Licenciada en Ciencias de la Comunicación (FCPyS), poeta y colaboradora en varias revistas independientes.
Foto: Brenda Ayala/MujeresNet

Aura Sabina define, desde la experiencia personal, lo que significa el poliamor que para ella es de naturaleza humana querer a dos o más personas, de distintas maneras e intensidades, pero de manera simultánea; aunque reconoce que el problema no es el poliamor sino el malestar que surge entre lo que dicta la sociedad y la realidad.
Intentar definir el poliamor me hace pensar que, a partir de la definición del amor, en realidad, no habría que agregarle el sufijo poli, para saber que abarca el sentimiento hacia más de una persona. Entiendo que tiene que ver con la heteronormatividad. La mayoría cree que el amor "romántico" solo se da entre dos personas, por eso creo que es necesario abundar en este tema.
No soy poseedora de ninguna verdad ni pretendo serlo algún día. El poliamor, para mí, es la posibilidad de enamorarme y, a la vez, establecer relaciones erótico-amorosas con más de una persona. Lo voy sumando porque a veces una se enamora de otra persona, pero no se atreve a transgredir el consenso de monogamia que se tiene con alguien más. No obstante, si los sentimientos y sensaciones están presentes, aunque desde el cuerpo no se exprese, existe.
Supe que el poliamor era mi camino cuando yo vivía una relación tormentosa, pero gracias a esa relación pude revisar todo mi esquema de creencias. Antes: fui criada como muchas mujeres: bajo los preceptos de la monogamia y la heterosexualidad. Descubrí que me gustaban las chicas a los once años. Me propuse ser "una chica normal". Mi primera relación de noviazgo fue cuando yo tenía 16. Fue muy linda porque ambas estábamos muy enamoradas. Dialogábamos mucho, nos divertíamos horrores. Deseábamos pasar la vida juntas, vivir en la misma casa, tener perros... Siempre le fui "fiel" (bajo los términos sociales, porque creo que la fidelidad solo es posible en la reproducción de audios, videos o copias de manuscritos), porque no me nacía el deseo con nadie más.
Los primeros tres años de una relación, la oxitocina es fundamental. En ese tiempo creía que era lo natural del amor, que cuando amas a alguien no le "dañas" con el cuerno, no le mientes, no le "fallas", etcétera. Por otro lado, quería "demostrar" que ser lesbiana no me hacía "promiscua", así que debía mantener mi estatus ejemplar de monogamia.

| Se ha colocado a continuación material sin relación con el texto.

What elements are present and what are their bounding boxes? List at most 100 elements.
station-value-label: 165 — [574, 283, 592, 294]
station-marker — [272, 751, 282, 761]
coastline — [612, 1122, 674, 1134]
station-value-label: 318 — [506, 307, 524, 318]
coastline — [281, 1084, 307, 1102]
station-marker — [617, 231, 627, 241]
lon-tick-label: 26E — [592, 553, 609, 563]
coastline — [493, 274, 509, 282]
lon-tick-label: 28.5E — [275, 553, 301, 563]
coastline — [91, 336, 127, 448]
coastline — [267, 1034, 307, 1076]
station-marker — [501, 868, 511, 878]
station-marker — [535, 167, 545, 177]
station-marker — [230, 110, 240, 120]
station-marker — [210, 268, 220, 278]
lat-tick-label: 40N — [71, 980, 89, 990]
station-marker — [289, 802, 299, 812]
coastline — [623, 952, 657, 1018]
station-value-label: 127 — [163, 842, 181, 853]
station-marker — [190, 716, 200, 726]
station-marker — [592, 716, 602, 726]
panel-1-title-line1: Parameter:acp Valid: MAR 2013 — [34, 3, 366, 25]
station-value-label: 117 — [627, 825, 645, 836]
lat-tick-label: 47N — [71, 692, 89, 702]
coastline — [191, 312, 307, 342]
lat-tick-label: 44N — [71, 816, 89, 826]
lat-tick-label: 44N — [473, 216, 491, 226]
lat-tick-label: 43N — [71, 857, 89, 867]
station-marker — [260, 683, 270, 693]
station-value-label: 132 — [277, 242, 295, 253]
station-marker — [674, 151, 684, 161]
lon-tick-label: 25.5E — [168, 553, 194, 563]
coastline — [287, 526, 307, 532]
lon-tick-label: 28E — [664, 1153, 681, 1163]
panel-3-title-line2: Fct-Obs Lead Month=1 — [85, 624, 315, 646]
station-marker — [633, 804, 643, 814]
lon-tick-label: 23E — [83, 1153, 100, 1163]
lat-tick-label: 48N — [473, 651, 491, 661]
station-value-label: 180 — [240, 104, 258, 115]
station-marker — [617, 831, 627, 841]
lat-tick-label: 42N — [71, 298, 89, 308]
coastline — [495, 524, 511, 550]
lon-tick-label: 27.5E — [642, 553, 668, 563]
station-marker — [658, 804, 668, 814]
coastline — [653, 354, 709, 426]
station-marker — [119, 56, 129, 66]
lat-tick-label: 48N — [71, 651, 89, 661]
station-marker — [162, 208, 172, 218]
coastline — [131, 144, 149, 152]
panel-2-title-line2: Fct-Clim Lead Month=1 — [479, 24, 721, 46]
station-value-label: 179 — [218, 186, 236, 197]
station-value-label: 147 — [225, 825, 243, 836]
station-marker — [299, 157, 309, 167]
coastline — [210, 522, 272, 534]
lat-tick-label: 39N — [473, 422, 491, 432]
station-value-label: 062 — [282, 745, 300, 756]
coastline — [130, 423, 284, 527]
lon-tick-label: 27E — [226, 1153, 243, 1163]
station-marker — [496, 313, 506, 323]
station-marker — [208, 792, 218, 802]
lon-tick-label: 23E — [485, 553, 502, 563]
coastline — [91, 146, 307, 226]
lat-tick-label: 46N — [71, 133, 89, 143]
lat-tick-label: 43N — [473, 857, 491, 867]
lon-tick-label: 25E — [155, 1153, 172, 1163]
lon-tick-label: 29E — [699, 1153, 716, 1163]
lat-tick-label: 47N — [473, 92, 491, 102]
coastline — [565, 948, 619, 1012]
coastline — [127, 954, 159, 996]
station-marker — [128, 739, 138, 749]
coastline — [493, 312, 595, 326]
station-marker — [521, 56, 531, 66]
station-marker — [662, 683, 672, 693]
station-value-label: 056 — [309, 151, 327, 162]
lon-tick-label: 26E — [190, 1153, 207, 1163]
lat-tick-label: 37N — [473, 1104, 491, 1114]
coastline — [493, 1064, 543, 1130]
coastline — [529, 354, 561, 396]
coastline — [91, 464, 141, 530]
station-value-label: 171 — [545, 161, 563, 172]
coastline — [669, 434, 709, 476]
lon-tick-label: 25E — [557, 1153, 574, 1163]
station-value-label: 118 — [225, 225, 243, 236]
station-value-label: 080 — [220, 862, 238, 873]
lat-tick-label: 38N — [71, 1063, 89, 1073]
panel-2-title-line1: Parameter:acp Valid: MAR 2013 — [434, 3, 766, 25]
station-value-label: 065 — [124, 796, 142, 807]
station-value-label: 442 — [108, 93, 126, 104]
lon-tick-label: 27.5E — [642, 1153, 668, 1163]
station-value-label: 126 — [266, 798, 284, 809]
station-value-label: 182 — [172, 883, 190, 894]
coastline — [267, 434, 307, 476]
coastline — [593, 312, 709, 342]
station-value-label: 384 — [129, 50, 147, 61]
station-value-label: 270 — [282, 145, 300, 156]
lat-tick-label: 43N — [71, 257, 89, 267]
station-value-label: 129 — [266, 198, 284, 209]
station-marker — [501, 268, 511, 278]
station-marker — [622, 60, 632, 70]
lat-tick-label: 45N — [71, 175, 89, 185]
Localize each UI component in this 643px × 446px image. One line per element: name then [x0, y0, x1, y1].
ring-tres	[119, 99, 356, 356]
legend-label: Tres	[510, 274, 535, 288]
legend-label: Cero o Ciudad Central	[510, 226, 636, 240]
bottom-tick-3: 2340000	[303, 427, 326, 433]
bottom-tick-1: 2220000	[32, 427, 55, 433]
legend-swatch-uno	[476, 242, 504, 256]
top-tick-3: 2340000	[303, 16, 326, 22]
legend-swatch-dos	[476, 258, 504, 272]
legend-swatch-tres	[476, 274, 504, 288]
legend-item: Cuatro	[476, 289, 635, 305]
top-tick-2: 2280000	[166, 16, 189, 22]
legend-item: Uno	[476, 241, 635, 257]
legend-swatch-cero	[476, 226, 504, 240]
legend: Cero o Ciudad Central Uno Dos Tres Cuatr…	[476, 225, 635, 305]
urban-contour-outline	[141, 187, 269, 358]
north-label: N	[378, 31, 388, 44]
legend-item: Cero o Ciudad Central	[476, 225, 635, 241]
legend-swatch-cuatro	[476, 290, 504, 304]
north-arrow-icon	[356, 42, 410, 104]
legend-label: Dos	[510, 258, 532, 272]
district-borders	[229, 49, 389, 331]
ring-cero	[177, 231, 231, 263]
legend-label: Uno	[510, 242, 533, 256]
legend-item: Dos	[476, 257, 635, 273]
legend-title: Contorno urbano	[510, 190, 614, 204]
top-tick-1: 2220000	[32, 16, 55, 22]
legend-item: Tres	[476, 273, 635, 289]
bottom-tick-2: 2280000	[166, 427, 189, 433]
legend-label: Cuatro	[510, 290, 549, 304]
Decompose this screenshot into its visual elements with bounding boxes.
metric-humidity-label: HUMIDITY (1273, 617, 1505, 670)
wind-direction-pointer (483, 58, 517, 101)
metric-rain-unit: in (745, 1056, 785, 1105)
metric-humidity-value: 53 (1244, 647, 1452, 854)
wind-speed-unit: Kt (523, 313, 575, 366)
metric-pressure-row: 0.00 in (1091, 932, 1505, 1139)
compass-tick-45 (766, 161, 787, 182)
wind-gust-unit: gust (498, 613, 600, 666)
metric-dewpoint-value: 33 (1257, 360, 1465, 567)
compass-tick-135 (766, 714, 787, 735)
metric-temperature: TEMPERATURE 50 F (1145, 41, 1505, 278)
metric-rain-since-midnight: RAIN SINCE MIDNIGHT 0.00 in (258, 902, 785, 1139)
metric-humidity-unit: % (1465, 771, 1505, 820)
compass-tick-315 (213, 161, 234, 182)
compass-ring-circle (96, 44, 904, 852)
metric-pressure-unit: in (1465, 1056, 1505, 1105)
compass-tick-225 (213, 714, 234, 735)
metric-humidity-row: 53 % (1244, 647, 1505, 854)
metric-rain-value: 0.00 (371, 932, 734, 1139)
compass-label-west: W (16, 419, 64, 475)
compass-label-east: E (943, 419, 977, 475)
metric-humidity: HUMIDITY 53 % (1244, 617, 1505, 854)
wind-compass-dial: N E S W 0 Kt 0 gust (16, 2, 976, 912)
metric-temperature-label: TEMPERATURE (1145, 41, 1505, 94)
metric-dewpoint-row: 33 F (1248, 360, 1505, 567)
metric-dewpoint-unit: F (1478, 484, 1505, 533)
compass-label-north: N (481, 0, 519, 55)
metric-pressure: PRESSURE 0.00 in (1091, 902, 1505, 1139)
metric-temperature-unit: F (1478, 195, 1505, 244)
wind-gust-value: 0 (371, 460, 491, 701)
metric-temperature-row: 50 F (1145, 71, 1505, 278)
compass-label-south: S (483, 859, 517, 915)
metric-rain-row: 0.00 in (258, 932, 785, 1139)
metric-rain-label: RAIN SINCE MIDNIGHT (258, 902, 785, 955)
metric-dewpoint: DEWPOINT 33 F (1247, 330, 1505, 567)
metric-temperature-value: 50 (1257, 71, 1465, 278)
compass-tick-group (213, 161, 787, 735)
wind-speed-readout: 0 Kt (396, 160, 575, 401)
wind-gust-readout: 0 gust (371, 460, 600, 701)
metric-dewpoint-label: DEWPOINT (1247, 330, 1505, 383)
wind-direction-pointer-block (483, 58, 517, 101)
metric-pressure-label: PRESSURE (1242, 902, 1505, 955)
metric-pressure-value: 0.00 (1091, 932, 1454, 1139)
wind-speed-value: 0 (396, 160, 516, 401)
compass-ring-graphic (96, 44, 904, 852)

Pero algún día todo eso "bonito", todos los esquemas, se me hicieron pequeños. Como toda epifanía, un día cualquiera, reconocí que me enamoraba de otras mujeres: creativas, cultas, divertidas, locas, desestabilizadoras, brujas, similares o distintas a mi novia. Si bien, con ninguna establecí otro tipo de vínculo que el amistoso, me sentía mal, pues creía que no era adecuado. Para mí, es más intenso ocupar el pensamiento en alguien que el cuerpo con alguien. Lo que pasa en el cuerpo es efímero; lo que pasa en el mundo interno es aún más fuerte. Si pasa a ambos niveles, todo es armónico, pero entre mi cuerpo y mi sentir no había mucha congruencia.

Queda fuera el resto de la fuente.